Mehmet Akif Ersoy'un Çanakkale Zaferini öğrendiği zaman ağladığını dile getiren Argon, "Çanakkale savaşının zaferle sonuçlandığını Enver Paşa Kuşçubaşı Eşref aracılığıyla dedeme iletmiş. 'Üstad Çanakkale geçilmedi' diyen Kuşçubaşı Eşref'in sözlerinden sonra donup kalan dedem gözlerinden yaşlar akarak Kuşçubaşı Eşref'e sarılarak hıçkıra hıçkıra ağlamış, hep beraber sevinç gözyaşları dökmüşler.
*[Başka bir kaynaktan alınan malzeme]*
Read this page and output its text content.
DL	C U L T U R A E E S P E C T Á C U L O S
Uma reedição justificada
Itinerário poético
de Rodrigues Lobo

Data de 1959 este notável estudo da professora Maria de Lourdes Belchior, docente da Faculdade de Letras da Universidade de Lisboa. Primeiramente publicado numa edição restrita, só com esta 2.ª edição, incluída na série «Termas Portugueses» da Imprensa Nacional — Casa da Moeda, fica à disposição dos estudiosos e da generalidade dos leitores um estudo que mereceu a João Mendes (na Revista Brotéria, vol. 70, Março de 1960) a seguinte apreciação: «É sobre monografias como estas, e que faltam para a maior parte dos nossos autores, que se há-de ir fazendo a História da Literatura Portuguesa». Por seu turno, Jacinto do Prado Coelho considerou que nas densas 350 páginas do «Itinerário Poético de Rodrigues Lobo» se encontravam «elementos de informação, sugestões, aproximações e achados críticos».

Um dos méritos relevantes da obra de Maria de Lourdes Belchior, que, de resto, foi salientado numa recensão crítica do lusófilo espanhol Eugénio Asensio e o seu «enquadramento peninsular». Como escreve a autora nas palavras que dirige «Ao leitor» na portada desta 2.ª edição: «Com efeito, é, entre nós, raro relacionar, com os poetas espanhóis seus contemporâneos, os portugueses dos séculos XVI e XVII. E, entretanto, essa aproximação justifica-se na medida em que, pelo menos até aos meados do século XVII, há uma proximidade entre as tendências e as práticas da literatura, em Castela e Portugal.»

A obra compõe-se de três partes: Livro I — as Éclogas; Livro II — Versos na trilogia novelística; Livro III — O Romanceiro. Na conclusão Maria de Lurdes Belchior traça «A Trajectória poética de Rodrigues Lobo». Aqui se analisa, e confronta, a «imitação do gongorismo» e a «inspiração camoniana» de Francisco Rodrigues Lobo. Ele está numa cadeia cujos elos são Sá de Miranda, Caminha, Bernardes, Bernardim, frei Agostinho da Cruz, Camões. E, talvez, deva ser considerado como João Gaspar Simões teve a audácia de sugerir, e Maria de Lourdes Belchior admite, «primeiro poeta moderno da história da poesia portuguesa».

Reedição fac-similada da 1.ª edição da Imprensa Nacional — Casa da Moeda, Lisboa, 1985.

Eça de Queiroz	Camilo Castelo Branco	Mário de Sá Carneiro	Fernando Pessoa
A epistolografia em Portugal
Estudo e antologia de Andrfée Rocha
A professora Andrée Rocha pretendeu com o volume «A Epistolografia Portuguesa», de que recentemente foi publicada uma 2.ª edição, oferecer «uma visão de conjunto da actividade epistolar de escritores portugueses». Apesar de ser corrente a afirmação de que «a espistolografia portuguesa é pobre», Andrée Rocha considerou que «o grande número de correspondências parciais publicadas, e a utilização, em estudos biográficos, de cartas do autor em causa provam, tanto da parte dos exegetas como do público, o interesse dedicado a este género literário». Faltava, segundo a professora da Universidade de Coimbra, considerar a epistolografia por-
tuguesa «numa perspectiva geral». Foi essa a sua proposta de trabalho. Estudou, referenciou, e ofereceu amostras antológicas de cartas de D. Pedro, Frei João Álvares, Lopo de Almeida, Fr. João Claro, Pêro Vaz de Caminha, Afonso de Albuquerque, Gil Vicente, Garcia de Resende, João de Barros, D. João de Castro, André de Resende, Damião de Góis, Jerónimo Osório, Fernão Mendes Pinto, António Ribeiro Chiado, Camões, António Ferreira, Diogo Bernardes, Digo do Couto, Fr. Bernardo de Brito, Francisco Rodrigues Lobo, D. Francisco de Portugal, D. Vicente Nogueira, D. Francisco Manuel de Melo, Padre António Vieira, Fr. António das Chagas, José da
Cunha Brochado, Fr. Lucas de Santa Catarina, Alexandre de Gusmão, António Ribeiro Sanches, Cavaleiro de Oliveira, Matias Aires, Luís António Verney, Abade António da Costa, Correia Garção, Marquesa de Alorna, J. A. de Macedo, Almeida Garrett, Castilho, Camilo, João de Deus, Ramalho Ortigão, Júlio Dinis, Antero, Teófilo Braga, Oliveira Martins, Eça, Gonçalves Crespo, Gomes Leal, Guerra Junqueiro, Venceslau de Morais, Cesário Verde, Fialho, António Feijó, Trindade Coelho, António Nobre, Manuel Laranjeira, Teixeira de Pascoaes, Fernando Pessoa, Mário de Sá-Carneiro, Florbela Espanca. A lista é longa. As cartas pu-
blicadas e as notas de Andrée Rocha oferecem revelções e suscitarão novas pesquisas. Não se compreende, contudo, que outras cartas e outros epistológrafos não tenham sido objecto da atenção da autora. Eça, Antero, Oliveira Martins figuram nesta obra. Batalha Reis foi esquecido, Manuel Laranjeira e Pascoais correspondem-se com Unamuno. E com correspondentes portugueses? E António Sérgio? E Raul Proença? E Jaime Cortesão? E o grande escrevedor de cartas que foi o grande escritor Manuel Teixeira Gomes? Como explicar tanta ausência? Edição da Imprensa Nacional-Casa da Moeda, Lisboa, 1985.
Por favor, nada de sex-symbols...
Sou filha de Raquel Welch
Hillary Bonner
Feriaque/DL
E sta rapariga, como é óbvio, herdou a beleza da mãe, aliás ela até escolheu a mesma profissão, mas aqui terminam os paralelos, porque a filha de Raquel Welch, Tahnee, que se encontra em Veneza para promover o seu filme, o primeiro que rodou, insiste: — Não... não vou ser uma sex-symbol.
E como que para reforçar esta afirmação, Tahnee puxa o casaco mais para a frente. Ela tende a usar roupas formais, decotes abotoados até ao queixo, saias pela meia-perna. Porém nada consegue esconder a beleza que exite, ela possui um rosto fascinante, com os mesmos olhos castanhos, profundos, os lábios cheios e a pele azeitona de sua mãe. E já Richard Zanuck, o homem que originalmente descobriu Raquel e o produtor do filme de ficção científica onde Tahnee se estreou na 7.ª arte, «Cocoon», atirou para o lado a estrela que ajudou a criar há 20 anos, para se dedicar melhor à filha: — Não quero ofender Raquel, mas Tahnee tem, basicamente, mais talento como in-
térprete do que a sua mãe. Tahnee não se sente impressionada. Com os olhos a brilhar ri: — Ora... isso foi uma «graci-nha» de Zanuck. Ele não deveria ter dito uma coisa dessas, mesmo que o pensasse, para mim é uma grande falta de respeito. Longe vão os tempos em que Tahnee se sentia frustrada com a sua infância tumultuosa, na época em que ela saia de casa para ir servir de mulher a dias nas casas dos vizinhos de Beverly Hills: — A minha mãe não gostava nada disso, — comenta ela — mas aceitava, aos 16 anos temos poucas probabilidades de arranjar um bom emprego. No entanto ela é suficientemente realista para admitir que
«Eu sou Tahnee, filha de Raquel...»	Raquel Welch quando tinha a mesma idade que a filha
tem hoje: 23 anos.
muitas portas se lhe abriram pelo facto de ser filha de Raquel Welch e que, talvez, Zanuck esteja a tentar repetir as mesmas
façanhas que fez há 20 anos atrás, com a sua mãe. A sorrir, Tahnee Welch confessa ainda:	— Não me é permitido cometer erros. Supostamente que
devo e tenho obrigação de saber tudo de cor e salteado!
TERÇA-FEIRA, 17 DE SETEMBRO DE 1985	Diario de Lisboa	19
Dedem bu zafer haberinin ardından şükür namazı kıldığını duydum, hatta Kuşçubaşı Eşref namaza duran dedemin sürekli yerde yattığını görünce meraklanmış ve bakmış ki dedem dua ediyor. 'Allah'ım bu destan yazılmadan benim canımı alma' diyerek yalvarıyor. İşte bize rengarenk anlattığı, tablo halinde gözümüzün önüne serdiği Çanakkale şiirini necid çöllerinde yazıyor. O tarihi şiiri her okuduğumuzda gözümüzün önünde canlanan tablolar vardır. Ben bu yaşta hala hayretler içerisinde okuyorum, o nasıl ifadeler öyle, o nasıl Mehmetçiğine hiçbir şeyi layık görmez de Sevgili Peygamberimizin kucağına gönderir, Mehmetçiğimize bundan daha güzel bir hediye düşünülemez" ifadelerine yer verdi.